糖尿病・高血圧・アレルギー等への対応食、そして一口大だ刻みだミキサーだペーストだと様々な形状。薬との飲み合わせ。
なかなかに面倒くさい。
でも月一回の出前の日だけは殆ど気にせず、栄養士が見たら卒倒し泣き出しそうな物を皆さん召し上がる。
今までの努力を無にする様で大変に申し訳ないのだが、食べることってのは入居者にとって数少ない楽しみの一つ。お許し願いたい。

毎回の事ながら、地味に盛り上がるイベントの一つ。
半で押したような会話の後、必ずウナギを選び、そしてやはり一部を残し、その後にステーションへ来て○○のウナギじゃなきゃダメよ。という自称グルメさんが居たり。
ワーカー側の冒険として、本人の希望通り うどん を注文し、恐れていた通りお絞りやら靴下やらポケットから出したトイレットペーパーやら、一見違和感の無いものを器に入れてくださる入居者が居たり。

各入居者の食べ方・好み等によって、似たようなメニューにせざるを得なかったり、
通常、粥や刻み以上の形状を食べている入居者は、どうしても粥や うどん を選ばざるを得ずパターン化してしまったりするのだが、記憶力の妙により、苦情を言われないのは助かる。

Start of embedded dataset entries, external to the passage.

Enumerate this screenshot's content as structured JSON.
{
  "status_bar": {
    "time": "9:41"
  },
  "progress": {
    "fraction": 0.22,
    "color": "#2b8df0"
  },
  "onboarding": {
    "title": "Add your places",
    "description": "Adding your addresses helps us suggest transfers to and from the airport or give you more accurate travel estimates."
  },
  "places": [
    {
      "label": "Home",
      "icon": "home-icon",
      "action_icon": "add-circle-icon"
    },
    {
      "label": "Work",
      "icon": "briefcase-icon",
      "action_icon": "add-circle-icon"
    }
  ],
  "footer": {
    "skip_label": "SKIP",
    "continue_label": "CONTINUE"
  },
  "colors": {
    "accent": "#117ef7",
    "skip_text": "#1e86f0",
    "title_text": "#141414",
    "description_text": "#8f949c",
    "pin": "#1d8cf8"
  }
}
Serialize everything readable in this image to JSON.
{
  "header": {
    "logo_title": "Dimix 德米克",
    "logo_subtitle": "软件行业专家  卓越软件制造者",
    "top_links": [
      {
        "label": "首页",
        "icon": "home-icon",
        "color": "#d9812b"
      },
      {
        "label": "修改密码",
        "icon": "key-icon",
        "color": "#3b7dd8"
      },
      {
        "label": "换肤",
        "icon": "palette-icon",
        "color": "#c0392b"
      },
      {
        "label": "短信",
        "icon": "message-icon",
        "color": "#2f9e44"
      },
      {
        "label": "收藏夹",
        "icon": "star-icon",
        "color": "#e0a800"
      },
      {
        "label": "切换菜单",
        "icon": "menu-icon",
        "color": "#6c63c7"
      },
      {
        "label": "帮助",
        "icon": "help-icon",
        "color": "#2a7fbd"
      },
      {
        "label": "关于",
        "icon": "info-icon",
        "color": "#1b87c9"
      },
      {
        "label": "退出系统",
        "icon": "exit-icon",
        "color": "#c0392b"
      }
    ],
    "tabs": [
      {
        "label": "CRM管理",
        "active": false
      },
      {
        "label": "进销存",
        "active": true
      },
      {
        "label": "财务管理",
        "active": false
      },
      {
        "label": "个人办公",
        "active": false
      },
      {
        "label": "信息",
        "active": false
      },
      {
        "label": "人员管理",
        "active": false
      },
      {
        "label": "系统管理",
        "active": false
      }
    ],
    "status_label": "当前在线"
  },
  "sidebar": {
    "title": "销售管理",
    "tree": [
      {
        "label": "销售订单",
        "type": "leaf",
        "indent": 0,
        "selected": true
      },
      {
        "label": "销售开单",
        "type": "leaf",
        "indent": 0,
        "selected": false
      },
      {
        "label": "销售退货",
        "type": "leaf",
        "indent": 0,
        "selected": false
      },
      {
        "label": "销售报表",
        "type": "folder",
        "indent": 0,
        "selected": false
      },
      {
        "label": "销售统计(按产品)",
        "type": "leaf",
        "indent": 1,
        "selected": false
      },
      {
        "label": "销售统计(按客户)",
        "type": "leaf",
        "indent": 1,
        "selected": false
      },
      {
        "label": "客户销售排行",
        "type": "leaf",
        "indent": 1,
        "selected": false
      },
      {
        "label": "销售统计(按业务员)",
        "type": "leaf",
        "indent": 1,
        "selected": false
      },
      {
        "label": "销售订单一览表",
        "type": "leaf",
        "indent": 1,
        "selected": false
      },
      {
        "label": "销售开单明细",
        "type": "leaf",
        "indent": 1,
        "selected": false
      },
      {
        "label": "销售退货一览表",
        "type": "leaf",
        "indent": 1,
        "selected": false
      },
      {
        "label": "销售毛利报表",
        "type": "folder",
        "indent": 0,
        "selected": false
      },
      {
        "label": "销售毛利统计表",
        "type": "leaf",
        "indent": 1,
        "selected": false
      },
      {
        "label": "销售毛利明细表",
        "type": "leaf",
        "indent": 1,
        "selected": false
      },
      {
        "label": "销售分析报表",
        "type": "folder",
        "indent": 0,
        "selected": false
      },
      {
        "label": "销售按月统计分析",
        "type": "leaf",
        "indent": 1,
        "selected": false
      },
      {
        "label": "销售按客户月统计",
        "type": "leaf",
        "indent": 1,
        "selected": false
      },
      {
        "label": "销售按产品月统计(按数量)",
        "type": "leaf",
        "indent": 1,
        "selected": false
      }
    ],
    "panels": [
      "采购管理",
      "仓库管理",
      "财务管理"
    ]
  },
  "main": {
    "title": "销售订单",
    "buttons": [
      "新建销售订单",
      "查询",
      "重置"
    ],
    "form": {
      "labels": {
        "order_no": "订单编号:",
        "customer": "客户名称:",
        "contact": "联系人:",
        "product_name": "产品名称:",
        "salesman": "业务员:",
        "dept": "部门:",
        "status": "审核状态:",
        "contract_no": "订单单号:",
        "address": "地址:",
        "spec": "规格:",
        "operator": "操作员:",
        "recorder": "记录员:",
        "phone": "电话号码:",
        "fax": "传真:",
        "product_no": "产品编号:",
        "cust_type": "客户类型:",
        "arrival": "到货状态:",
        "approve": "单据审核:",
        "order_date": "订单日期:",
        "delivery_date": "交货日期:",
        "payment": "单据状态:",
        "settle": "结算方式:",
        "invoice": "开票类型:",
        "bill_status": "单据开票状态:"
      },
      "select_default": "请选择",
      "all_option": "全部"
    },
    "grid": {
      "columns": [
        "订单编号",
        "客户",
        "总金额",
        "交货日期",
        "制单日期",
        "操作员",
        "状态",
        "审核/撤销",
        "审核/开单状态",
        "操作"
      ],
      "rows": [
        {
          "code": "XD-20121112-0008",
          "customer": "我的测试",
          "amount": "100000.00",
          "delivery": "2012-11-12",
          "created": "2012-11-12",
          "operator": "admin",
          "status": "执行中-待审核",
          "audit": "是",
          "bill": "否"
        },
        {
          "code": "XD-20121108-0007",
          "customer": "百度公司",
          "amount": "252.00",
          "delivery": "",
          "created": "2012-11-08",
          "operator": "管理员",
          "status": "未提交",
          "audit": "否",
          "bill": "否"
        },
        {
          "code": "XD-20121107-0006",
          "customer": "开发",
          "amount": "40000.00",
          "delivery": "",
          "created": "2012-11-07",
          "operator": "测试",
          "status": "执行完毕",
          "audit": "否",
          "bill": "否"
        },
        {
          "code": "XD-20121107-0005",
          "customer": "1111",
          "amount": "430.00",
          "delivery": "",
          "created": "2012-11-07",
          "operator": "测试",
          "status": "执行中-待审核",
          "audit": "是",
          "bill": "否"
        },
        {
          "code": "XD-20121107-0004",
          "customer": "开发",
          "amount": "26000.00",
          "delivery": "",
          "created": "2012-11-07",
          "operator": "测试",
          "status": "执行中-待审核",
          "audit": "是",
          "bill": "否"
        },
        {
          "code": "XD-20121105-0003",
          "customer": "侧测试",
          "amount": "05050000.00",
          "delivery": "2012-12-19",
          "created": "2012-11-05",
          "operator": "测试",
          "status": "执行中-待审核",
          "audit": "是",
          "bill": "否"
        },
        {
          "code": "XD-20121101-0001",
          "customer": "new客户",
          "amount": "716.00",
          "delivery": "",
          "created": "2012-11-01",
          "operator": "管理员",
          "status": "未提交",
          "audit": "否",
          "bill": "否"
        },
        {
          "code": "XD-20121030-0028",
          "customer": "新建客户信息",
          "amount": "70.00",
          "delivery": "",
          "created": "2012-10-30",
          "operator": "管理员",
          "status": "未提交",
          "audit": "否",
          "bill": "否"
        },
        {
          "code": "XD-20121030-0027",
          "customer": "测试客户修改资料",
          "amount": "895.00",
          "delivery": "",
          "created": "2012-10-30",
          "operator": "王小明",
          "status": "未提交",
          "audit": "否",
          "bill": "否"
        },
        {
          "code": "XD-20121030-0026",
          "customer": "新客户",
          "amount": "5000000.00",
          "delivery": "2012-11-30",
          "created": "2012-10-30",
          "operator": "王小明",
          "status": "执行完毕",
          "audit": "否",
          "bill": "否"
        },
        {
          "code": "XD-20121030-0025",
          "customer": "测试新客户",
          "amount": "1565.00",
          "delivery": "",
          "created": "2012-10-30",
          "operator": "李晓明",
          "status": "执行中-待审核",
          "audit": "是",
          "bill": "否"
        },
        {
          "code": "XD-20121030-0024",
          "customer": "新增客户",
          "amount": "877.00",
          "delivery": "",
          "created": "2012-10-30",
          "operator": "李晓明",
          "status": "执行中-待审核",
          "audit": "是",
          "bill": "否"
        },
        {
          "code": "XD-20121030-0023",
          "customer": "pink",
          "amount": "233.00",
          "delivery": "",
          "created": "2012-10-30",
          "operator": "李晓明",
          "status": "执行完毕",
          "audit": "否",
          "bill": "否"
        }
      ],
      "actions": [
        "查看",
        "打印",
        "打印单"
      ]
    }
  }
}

解り易いのが、ご飯茶碗におかずをてんこ盛りにして食べるA氏。好き嫌いは有るが制限は無い。
「今日の昼飯は出前ですよー。何か食べたいものありますか?」
A「…。」
「ご飯と蕎麦と、どっちが好き?」
A「ご飯」
「肉と魚とどっちが好き?」
A「…。」
「魚と、肉と、どっち食べたい?」
A「…肉」
「豚?牛?鳥?」
A「牛は良いね」
「はぁいありがとー。お昼ごはん楽しみにしてて下さいね」
って事で牛丼決定。
とか。

ここに一人、問題人が居る。
糖尿病のために食事量と水分量の制限があるんだが、自立度がひっじょーに高く、66才の若さゆえにとってもアクティブなB氏。
ワーカーが何処に隠しても錠(トイレに付いてる様な奴)を掛けても、ワーカーの動きを観察・記憶し、いつの間にやら皆さん用の菓子を引っ張り出してむさぼり食っていたり、
お茶の入ったポットを流し台に出していようものなら鳶の様に急来し、他者介助の僅かなスキに半分方空にしてしまったり。
ポットが無ければロック付きもなんのその、湯沸しポットから白湯を飲む。
湯飲みを別所に移しても、魔法のように出してきて(隠れて居室にストックしてある)ガンガン飲む。
専属の人間がいて始終張り付いてるわけじゃ無し、病気の説明したって記憶に残る仕組みは故障。どうせぇっちゅうねん。